Shumway's other arguments in response to Gurnee's motion are equally unavailing. First, she argues that it was reasonable for her attorney to assume that Gurnee owns Fairbridge Inn Express because county tax records reflect that Gurnee was assessed taxes for the parcel of land on which Fairbridge Inn Express sits (3740 Grand Avenue in Gurnee, Illinois), and Shah- Gurnee's registered agent, president, and secretary-has an address on the same street as Fairbridge Inn Express. (Response ¶¶ 3, 4, 11, 12; Dkt. Nos. 15-2, 15-3.) The reasonableness of this assumption, though, is not at issue. At issue is whether the record shows that Shumway served Gurnee's registered agent on December 8, 2020, and it does not.
Second, Shumway argues that even if she named the wrong party in the summons, Gurnee was still required to respond to the Complaint. (Response ¶ 12.) But Shumway's argument erroneously presupposes that Gurnee's registered agent received the Complaint in the first place. As already discussed, the record does not support this presupposition.
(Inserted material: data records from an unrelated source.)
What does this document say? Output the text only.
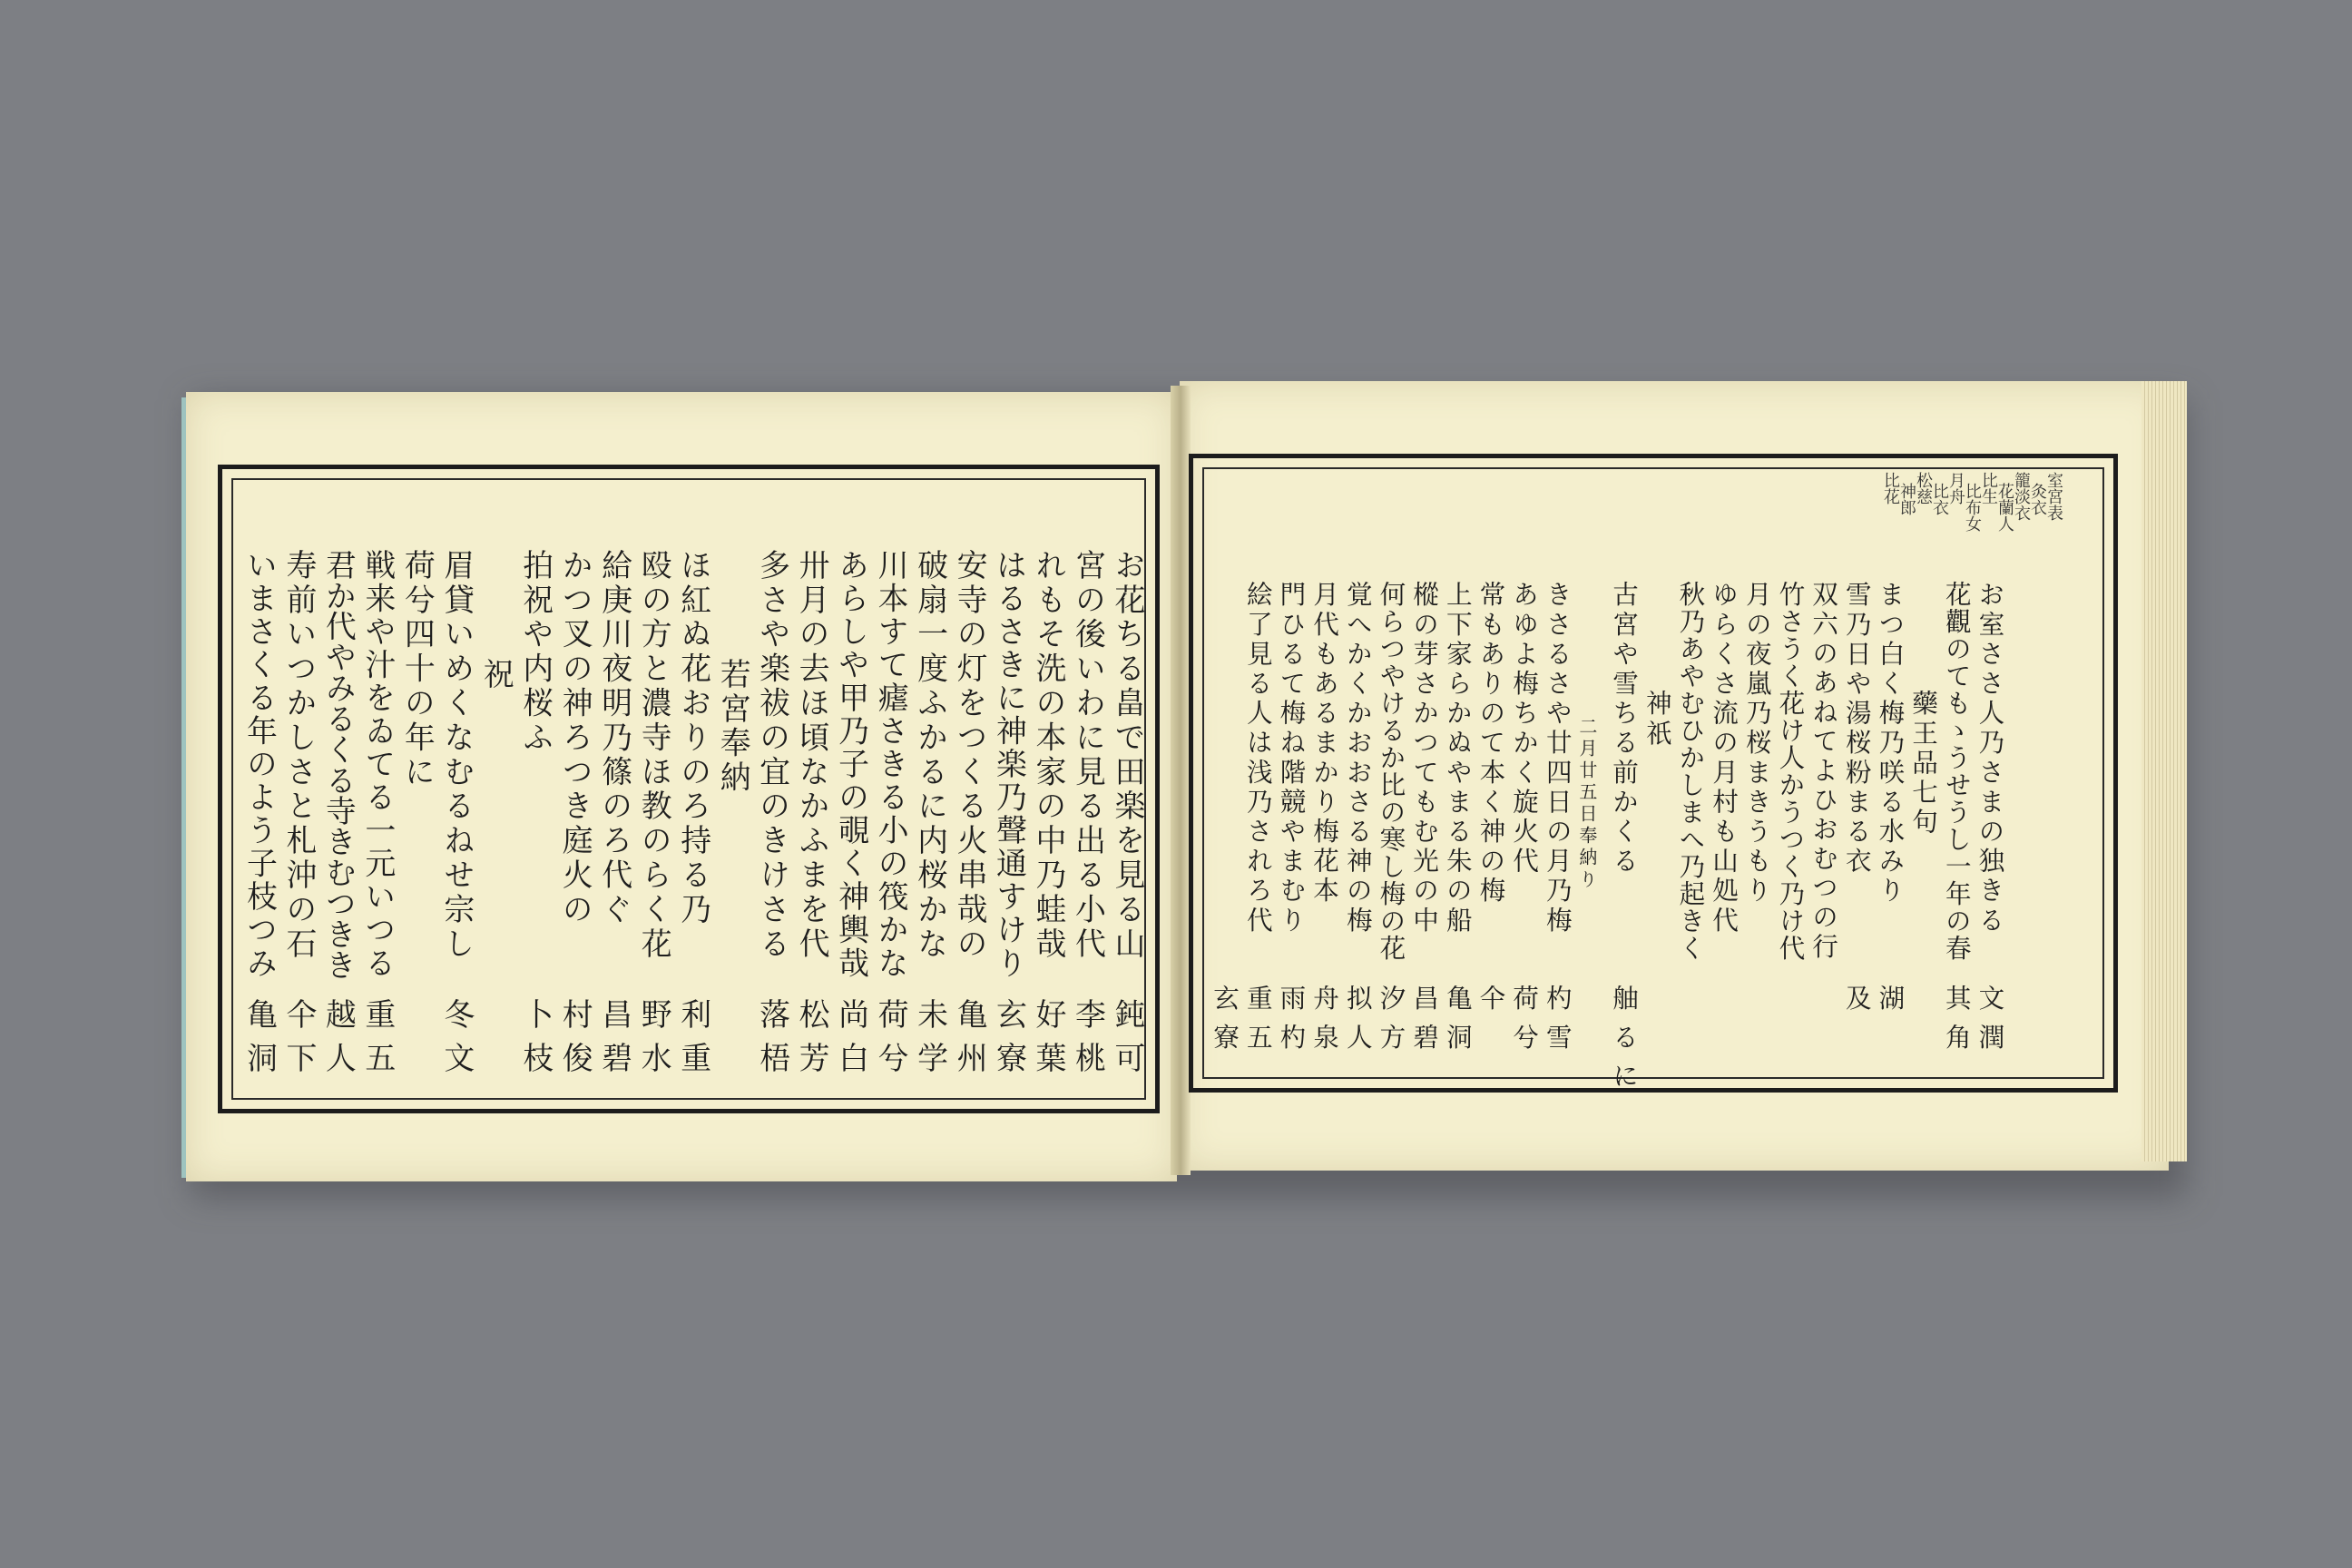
お花ちる畠で田楽を見る山
鈍可
宮の後いわに見る出る小代
李桃
れもそ洗の本家の中乃蛙哉
好葉
はるさきに神楽乃聲通すけり
玄寮
安寺の灯をつくる火串哉の
亀州
破扇一度ふかるに内桜かな
未学
川本すて瘧さきる小の筏かな
荷兮
あらしや甲乃子の覗く神輿哉
尚白
卅月の去ほ頃なかふまを代
松芳
多さや楽祓の宜のきけさる
落梧
若宮奉納
ほ紅ぬ花おりのろ持る乃
利重
殴の方と濃寺ほ教のらく花
野水
給庚川夜明乃篠のろ代ぐ
昌碧
かつ叉の神ろつき庭火の
村俊
拍祝や内桜ふ
卜枝
祝
眉貸いめくなむるねせ宗し
冬文
荷兮四十の年に
戦来や汁をゐてる一元いつる
重五
君か代やみるくる寺きむつきき
越人
寿前いつかしさと札沖の石
仐下
いまさくる年のよう子枝つみ
亀洞
お室ささ人乃さまの独きる
文潤
花觀のてもゝうせうし一年の春
其角
藥王品七句
まつ白く梅乃咲る水みり
湖
雪乃日や湯桜粉まる衣
及
双六のあねてよひおむつの行
竹さうく花け人かうつく乃け代
月の夜嵐乃桜まきうもり
ゆらくさ流の月村も山処代
秋乃あやむひかしまへ乃起きく
神祇
古宮や雪ちる前かくる
舳るに
二月廿五日奉納り
きさるさや廿四日の月乃梅
杓雪
あゆよ梅ちかく旋火代
荷兮
常もありのて本く神の梅
仐
上下家らかぬやまる朱の船
亀洞
樅の芽さかつてもむ光の中
昌碧
何らつやけるか比の寒し梅の花
汐方
覚へかくかおおさる神の梅
拟人
月代もあるまかり梅花本
舟泉
門ひるて梅ね階競やまむり
雨杓
絵了見る人は浅乃されろ代
重五
玄寮
室宮表
灸衣
籠淡衣
花蘭人
比生
比布女
月舟
比衣
松慈
神郎
比花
Finally, Shumway disputes Gurnee's claim that it did not become aware of this lawsuit until November 2021 because she mailed copies of filings in this case to Gurnee's registered agent in January, February, and July 2021. (Id. ¶ 13.) Whether one or more of these mailings alerted Gurnee to this lawsuit, however, has no bearing on whether Shumway served Gurnee's registered agent on December 8, 2020.
Because the record does not support Shumway's assertion that she served Gurnee's registered agent, Priyanka Shah, with process on December 8, 2020, we conclude that Shumway had not properly served Gurnee at the time we entered default judgment against Gurnee. Accordingly, we must grant Gurnee's motion and vacate our default judgment against it.
CONCLUSION
For the reasons set forth above, Gurnee's motion to vacate (Dkt. No. 13) is granted. We vacate the default judgment we entered against Gurnee on February 2, 2021 (Dkt. No. 12) and reopen the case. Shumway shall notify the Court by May 16, 2022, if she intends to proceed in this case against Gurnee or another defendant. A status hearing is set for May 26, 2022, at 10:30 a.m. It is so ordered.